# Another Blending Ideas Thread



## hmlove1218 (Jul 13, 2014)

I've been searching the forum and found some that sound really interesting, but I wanted to see if I could get a few different ones.  Here's the EOs that I have:

Cedarwood
Clove Bud
Fir Needle
Lemongrass
Litsea Cubeba
Orange
Pink Grapefruit
Tea Tree
Tangerine
Lavandin


----------



## jules92207 (Jul 13, 2014)

This is a great collection. I would add some mints, patchouli, and some rosemary or eucalyptus.

I like orange and clove, but you need to stay low on usage for clove due to its irritability factor. I love pink grapefruit and mixing pink grapefruit, orange, lemongrass and some litsea with maybe the cedarwood might be nice, or the lavendin maybe?

I also blended pink grapefruit and fir needle and really like it oob but I haven't soaped it yet.


----------



## hmlove1218 (Jul 13, 2014)

Those sound really nice!
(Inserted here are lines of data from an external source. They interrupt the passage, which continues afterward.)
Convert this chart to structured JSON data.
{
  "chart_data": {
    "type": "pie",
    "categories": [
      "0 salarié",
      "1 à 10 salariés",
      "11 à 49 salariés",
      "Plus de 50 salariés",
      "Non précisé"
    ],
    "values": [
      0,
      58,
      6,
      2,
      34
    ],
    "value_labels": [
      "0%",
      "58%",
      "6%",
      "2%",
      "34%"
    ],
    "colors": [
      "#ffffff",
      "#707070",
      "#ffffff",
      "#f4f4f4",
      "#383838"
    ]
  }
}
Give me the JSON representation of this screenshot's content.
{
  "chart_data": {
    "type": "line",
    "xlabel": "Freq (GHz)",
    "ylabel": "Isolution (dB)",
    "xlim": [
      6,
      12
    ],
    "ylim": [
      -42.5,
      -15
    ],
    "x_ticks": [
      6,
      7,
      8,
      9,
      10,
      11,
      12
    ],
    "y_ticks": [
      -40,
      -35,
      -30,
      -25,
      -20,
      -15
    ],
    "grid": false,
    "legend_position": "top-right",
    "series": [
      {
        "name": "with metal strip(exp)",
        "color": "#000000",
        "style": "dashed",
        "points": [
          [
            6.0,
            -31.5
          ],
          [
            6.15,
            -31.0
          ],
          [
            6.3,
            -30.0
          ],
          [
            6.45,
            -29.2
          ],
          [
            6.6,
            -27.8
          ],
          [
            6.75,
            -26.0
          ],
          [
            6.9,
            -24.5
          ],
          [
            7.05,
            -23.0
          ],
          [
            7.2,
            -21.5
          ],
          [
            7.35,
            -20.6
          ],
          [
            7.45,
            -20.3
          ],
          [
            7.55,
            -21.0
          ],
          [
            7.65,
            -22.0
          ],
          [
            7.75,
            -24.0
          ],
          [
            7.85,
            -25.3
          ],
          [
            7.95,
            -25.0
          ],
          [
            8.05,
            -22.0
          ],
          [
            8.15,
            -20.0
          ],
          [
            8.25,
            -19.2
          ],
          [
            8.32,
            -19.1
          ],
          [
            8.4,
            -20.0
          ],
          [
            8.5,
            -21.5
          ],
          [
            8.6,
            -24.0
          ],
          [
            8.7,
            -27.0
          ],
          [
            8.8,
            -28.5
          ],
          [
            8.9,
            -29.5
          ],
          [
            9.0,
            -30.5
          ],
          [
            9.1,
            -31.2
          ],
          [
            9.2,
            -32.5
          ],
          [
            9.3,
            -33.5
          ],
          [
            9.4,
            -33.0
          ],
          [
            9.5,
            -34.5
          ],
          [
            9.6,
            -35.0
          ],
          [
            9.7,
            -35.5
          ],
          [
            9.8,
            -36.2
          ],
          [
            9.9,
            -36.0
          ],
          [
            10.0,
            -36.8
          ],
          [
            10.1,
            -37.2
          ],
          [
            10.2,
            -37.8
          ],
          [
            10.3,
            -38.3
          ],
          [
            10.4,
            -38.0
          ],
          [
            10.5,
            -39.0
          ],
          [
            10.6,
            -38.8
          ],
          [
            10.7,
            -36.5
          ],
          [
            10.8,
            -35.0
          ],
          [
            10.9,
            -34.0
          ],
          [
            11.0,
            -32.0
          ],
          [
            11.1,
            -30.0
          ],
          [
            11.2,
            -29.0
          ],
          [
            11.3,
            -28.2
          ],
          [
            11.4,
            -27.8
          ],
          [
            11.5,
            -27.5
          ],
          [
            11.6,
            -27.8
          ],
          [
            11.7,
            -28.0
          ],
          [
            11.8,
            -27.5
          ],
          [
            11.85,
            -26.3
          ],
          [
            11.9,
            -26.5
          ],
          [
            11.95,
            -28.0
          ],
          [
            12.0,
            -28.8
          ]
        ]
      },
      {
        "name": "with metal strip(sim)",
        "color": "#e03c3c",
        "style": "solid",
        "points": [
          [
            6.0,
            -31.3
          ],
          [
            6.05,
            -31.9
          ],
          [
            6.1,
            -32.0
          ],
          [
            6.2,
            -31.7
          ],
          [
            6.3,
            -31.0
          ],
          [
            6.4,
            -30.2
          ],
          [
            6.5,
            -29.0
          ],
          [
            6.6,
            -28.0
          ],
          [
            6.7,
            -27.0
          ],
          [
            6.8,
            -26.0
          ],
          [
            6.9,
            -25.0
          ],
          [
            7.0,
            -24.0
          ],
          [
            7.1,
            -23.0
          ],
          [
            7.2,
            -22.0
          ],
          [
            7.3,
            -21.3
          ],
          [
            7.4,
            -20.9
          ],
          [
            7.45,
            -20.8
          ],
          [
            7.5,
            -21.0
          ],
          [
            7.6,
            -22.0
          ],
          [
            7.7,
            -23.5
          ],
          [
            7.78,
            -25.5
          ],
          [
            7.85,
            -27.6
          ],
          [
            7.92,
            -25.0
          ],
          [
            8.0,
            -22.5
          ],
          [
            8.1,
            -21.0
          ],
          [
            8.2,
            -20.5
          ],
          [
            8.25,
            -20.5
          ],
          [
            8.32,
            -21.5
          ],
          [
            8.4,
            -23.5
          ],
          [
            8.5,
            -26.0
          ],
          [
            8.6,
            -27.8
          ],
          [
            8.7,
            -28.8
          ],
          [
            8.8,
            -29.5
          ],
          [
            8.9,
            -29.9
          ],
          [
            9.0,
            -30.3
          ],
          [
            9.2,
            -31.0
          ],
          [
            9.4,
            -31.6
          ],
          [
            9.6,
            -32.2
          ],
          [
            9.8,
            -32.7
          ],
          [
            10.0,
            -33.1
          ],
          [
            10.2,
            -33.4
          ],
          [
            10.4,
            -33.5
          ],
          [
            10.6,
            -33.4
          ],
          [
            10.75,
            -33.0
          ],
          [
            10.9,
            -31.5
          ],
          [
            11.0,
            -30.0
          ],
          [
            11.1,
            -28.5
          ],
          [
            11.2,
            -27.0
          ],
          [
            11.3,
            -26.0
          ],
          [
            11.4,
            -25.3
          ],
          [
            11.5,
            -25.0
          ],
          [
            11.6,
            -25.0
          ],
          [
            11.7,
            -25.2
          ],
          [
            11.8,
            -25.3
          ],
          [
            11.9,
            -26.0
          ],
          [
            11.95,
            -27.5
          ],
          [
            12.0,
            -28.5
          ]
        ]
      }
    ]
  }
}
I was planning to buy some rosemary, spearmint, and eucalyptus, but I had a budget  I have some FOs of eucalyptys and spearmint though so I can use those until hubby lets me buy more lol.


----------



## Dorymae (Jul 13, 2014)

One EO I really love blending with is honeysuckle.  By itself it is very sweet and floral but when blended with other EO's, like a lemon or lemongrass it mellows it out and really smells wonderful.  I do use it by itself occasionally because women who love strong florals buy it up but I still prefer it blended.


----------



## KristaY (Jul 14, 2014)

I totally agree, Dorymae. Honeysuckle is one of favorite florals to blend. I recently did a 6 lb batch with 4.0 oz honeysuckle, 1.0 oz frankincense and 0.5 oz clove. I call it Honeysuckle Spice. Smells amazing but it seized like mad due to the clove EO, even at that low % rate. Looks pretty bad since I had to beat it into the mold but my mom, sisters and friends really like the scent so they overlook the uglies.


----------



## Dorymae (Jul 14, 2014)

When you get seizing with some EO's you can glop it in the mold and wait for it to heat to gel.  Trust me it wont take too long! Then very carefully - in the mold stir it a bit, it will smooth it out because the whole mixture liquifies somewhat.  After the stir bang it down on the counter once or twice(CAREFULLY! It is hot.) the same way you would when you first put it in.  Then leave it alone.  This wont work as well if you had a swirl going on of course but for a one color soap it can help make it a bit smoother.  I love clove oil too but it can be a witch to work with!


----------



## hmlove1218 (Jul 14, 2014)

I saw a honeysuckle EO at camden grey I think and I wondered if it would be a nice edition. I might have to try it next. I love the way honeysuckle smells even though I'm not a huge floral person.. Reminds me of growing up and picking the flowers as a treat ha


----------



## KristaY (Jul 14, 2014)

Dorymae said:


> When you get seizing with some EO's you can glop it in the mold and wait for it to heat to gel. Trust me it wont take too long! Then very carefully - in the mold stir it a bit, it will smooth it out because the whole mixture liquifies somewhat. After the stir bang it down on the counter once or twice(CAREFULLY! It is hot.) the same way you would when you first put it in. Then leave it alone. This wont work as well if you had a swirl going on of course but for a one color soap it can help make it a bit smoother. I love clove oil too but it can be a witch to work with!


 
Thanks Dorymae! I'll try that next time. I was so disgusted by the time I was finally able to get it all in the mold, I set it aside and moved on. I didn't even want to look at it the next day knowing how awful it was going to be, lol. My visions of a lovely lavender swirl flew out the window too. Making that batch turned into a serious aerobic workout! :crazy:


----------



## hmlove1218 (Jul 15, 2014)

Ok.. I couldn't resist.. I went back and bought:
Eucalyptus
Lime
Petitgrain
Rosemary
Spearmint
Bergamot

So I'm thinking a few of these sound nice:

Bergamot + Cedarwood + Rosemary
Orange + Clove
Fir Needle + Cedarwood + Rosemary + Bergamot/Orange
Petitegrain + Bergamot + Cedarwood
Tea Tree + Lavandin
Tea Tree + Eucalyptus + Lavandin
Orange + Lavandin
Lemongrass + Cedarwood + Tea Tree
Lemongrass + Lavindin + Tea Tree
Eucalyptus + Spearmint + Cedarwood
Eucalyptus + Spearmint + Rosemary


----------



## jules92207 (Jul 15, 2014)

I made a lime, spearmint and lemongrass salt bar and its everyones favorite so far. Like a mojito!


----------



## hmlove1218 (Jul 15, 2014)

Ooh.. I bet it did smell awesome!


----------